The Saskatchewan Water Security Agency and the Ministry of Health are warning against swimming in or drinking from waterways that have blue-green algae blooming.

Both agencies say that lakes across the province, including in the Lloydminster area, could be at risk of developing these algae blooms. While Saskatchewan has not had to close any lakes or send out any water advisories, they say people should be aware of what this algae looks like and its risks.

Blue-green algae often forms during calm, hot weather in lakes and reservoirs with shallow, slow-moving or still water that has sufficient nutrients. It can appear foamy or soupy and are usually a shimmering blue, green, grey or tan colour. Algae blooms typically last up to three weeks and can be pushed around the lake or reservoir by the wind.

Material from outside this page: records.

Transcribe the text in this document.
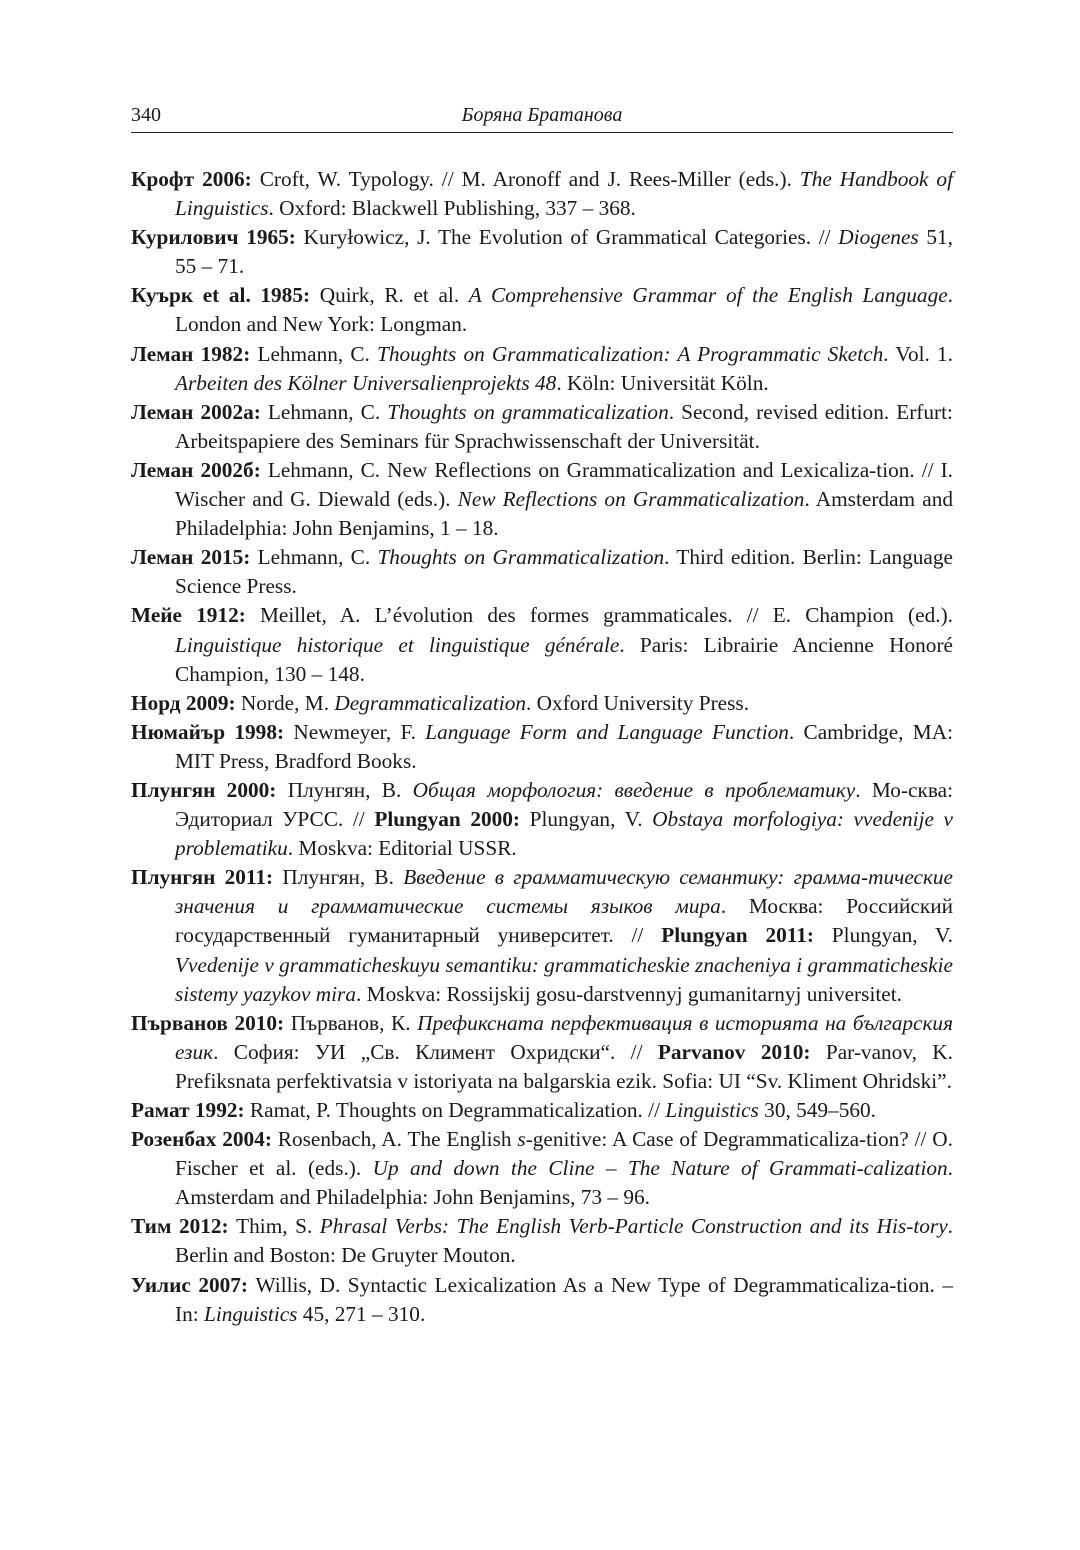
340	Боряна Братанова

Крофт 2006: Croft, W. Typology. // M. Aronoff and J. Rees-Miller (eds.). The Handbook of Linguistics. Oxford: Blackwell Publishing, 337 – 368.

Курилович 1965: Kuryłowicz, J. The Evolution of Grammatical Categories. // Diogenes 51, 55 – 71.

Куърк et al. 1985: Quirk, R. et al. A Comprehensive Grammar of the English Language. London and New York: Longman.

Леман 1982: Lehmann, C. Thoughts on Grammaticalization: A Programmatic Sketch. Vol. 1. Arbeiten des Kölner Universalienprojekts 48. Köln: Universität Köln.

Леман 2002а: Lehmann, C. Thoughts on grammaticalization. Second, revised edition. Erfurt: Arbeitspapiere des Seminars für Sprachwissenschaft der Universität.

Леман 2002б: Lehmann, C. New Reflections on Grammaticalization and Lexicaliza-tion. // I. Wischer and G. Diewald (eds.). New Reflections on Grammaticalization. Amsterdam and Philadelphia: John Benjamins, 1 – 18.

Леман 2015: Lehmann, C. Thoughts on Grammaticalization. Third edition. Berlin: Language Science Press.

Мейе 1912: Meillet, A. L’évolution des formes grammaticales. // E. Champion (ed.). Linguistique historique et linguistique générale. Paris: Librairie Ancienne Honoré Champion, 130 – 148.

Норд 2009: Norde, M. Degrammaticalization. Oxford University Press.

Нюмайър 1998: Newmeyer, F. Language Form and Language Function. Cambridge, MA: MIT Press, Bradford Books.

Плунгян 2000: Плунгян, В. Общая морфология: введение в проблематику. Мо-сква: Эдиториал УРСС. // Plungyan 2000: Plungyan, V. Obstaya morfologiya: vvedenije v problematiku. Moskva: Editorial USSR.

Плунгян 2011: Плунгян, В. Введение в грамматическую семантику: грамма-тические значения и грамматические системы языков мира. Москва: Российский государственный гуманитарный университет. // Plungyan 2011: Plungyan, V. Vvedenije v grammaticheskuyu semantiku: grammaticheskie znacheniya i grammaticheskie sistemy yazykov mira. Moskva: Rossijskij gosu-darstvennyj gumanitarnyj universitet.

Първанов 2010: Първанов, К. Префикснaта перфективация в историята на българския език. София: УИ „Св. Климент Охридски“. // Parvanov 2010: Par-vanov, K. Prefiksnata perfektivatsia v istoriyata na balgarskia ezik. Sofia: UI “Sv. Kliment Ohridski”.

Рамат 1992: Ramat, P. Thoughts on Degrammaticalization. // Linguistics 30, 549–560.

Розенбах 2004: Rosenbach, A. The English s-genitive: A Case of Degrammaticaliza-tion? // O. Fischer et al. (eds.). Up and down the Cline – The Nature of Grammati-calization. Amsterdam and Philadelphia: John Benjamins, 73 – 96.

Тим 2012: Thim, S. Phrasal Verbs: The English Verb-Particle Construction and its His-tory. Berlin and Boston: De Gruyter Mouton.

Уилис 2007: Willis, D. Syntactic Lexicalization As a New Type of Degrammaticaliza-tion. – In: Linguistics 45, 271 – 310.
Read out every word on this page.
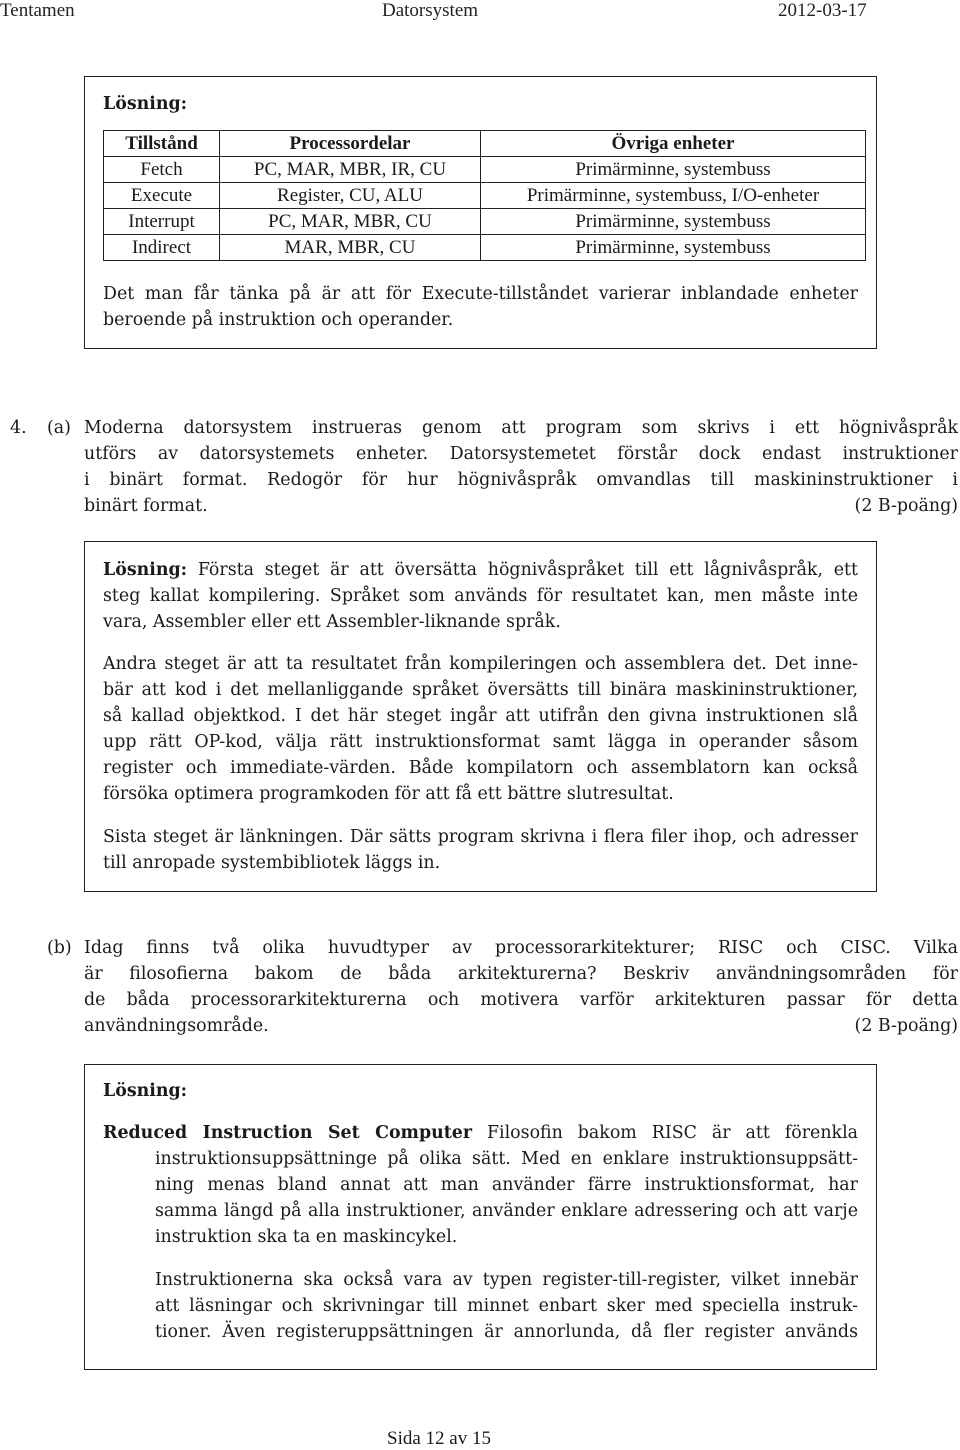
Tentamen	Datorsystem	2012-03-17
Lösning:
Tillstånd	Processordelar	Övriga enheter
Fetch	PC, MAR, MBR, IR, CU	Primärminne, systembuss
Execute	Register, CU, ALU	Primärminne, systembuss, I/O-enheter
Interrupt	PC, MAR, MBR, CU	Primärminne, systembuss
Indirect	MAR, MBR, CU	Primärminne, systembuss
Det man får tänka på är att för Execute-tillståndet varierar inblandade enheter
beroende på instruktion och operander.
4. (a) Moderna datorsystem instrueras genom att program som skrivs i ett högnivåspråk
utförs av datorsystemets enheter. Datorsystemetet förstår dock endast instruktioner
i binärt format. Redogör för hur högnivåspråk omvandlas till maskininstruktioner i
binärt format.	(2 B-poäng)
Lösning: Första steget är att översätta högnivåspråket till ett lågnivåspråk, ett
steg kallat kompilering. Språket som används för resultatet kan, men måste inte
vara, Assembler eller ett Assembler-liknande språk.
Andra steget är att ta resultatet från kompileringen och assemblera det. Det inne-
bär att kod i det mellanliggande språket översätts till binära maskininstruktioner,
så kallad objektkod. I det här steget ingår att utifrån den givna instruktionen slå
upp rätt OP-kod, välja rätt instruktionsformat samt lägga in operander såsom
register och immediate-värden. Både kompilatorn och assemblatorn kan också
försöka optimera programkoden för att få ett bättre slutresultat.
Sista steget är länkningen. Där sätts program skrivna i flera filer ihop, och adresser
till anropade systembibliotek läggs in.
(b) Idag finns två olika huvudtyper av processorarkitekturer; RISC och CISC. Vilka
är filosofierna bakom de båda arkitekturerna? Beskriv användningsområden för
de båda processorarkitekturerna och motivera varför arkitekturen passar för detta
användningsområde.	(2 B-poäng)
Lösning:
Reduced Instruction Set Computer Filosofin bakom RISC är att förenkla
instruktionsuppsättninge på olika sätt. Med en enklare instruktionsuppsätt-
ning menas bland annat att man använder färre instruktionsformat, har
samma längd på alla instruktioner, använder enklare adressering och att varje
instruktion ska ta en maskincykel.
Instruktionerna ska också vara av typen register-till-register, vilket innebär
att läsningar och skrivningar till minnet enbart sker med speciella instruk-
tioner. Även registeruppsättningen är annorlunda, då fler register används
Sida 12 av 15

Swimming in or drinking this algae-bloom affected water can cause red skin, sore throat, cramps or diarrhoea. In addition, pets, especially dogs, are particularly vulnerable to cyanobacteria, the bacteria in these algae blooms. 

Cyanobacteria can also form in many organs, including the skin, of fish. It’s recommended that people keep their consumption of fish organs to a minimum. The WSA says studies have shown this bacteria is not likely to accumulate in fish flesh at levels high enough to be hazardous, and correctly gutted and filleted fish will pose minimal to no risk when eaten by humans. 

The Government of Saskatchewan’s Healthy Beaches program monitors waterways across the province for blue-green algae, with test results posted online weekly from July to September.

Blue green algae formation. [Govt. of Sask, supplied]

Visitors can check online for blue-green algae advisories, but because this isn’t always instantly updated, beachgoers should follow all posted signs.